In Europe, Jews are advised not to wear any indication of their faith in public. Jews have been beaten in France, Germany, Britain, Norway and Sweden, and Belgium. So the rabbis and in some cases the local police have established this policy. Here in the United States, we terrify employees of AIG

Better Hide Your Badge, AIG Tells Employees
Friday March 20, 11:44 am ET

American International Group’s corporate security advised employees of the insurance giant, which has received more than $170 billion in taxpayer money, to take measures “to increase their overall safety and security” due to “a growing sense of public attention fueled by increased media scrutiny.”

In a memo, employees are advised to “avoid wearing any AIG (NYSE:AIG - News) apparel (bags, shirts, umbrellas, etc.) with the company insignia” and to make sure badges with the AIG name are not visible when they are outside the office.

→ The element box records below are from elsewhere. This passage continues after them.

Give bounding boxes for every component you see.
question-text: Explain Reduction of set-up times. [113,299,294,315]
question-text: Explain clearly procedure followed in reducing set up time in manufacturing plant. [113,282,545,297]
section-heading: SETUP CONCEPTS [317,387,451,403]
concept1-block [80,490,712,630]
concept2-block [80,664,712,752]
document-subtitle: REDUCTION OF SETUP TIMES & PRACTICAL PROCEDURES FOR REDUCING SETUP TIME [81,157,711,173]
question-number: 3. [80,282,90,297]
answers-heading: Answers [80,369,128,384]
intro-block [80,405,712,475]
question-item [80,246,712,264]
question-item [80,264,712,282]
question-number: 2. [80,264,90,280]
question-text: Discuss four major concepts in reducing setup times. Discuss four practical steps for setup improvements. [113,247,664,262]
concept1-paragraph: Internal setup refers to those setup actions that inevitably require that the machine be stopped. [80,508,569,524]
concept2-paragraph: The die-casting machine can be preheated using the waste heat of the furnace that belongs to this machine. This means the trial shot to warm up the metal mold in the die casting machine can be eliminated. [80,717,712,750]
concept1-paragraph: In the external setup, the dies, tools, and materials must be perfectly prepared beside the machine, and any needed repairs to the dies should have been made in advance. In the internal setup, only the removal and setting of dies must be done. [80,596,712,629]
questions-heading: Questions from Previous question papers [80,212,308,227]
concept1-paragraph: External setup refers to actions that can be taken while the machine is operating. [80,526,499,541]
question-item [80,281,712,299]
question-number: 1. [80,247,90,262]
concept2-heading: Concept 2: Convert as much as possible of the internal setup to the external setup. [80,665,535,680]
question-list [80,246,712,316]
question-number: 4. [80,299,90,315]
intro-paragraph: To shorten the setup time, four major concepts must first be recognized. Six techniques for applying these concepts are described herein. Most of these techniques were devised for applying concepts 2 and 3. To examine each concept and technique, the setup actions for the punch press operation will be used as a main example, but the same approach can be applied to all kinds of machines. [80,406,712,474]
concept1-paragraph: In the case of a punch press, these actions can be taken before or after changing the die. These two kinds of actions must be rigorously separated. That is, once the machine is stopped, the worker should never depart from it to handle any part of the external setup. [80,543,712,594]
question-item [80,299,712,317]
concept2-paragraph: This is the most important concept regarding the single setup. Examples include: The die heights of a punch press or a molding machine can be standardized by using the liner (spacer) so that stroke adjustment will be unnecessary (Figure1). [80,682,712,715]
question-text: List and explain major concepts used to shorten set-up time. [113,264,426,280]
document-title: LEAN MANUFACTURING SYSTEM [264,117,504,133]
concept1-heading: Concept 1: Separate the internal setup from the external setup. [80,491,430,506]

Employees should also report to building security any individuals “who appear to be out of place or spending an inordinate amount of time near an AIG facility,” according to the memo.

“Avoid public conversations involving AIG and do not engage any media personnel regarding the company,” the memo also warned.

Visitors should be escorted by an AIG employee at all times when inside an AIG building, and employees are advised to “question individuals that you do not recognize and appear to be out of place.”

Employees are also advised to avoid propping doors and be aware of those trying to “piggy back” into the building.

This is a direct result of the behavior of the President, Barney Frank, other members of both the administration and congress, and the media. We have scapegoated a group of citizens and apparently threatened their safety.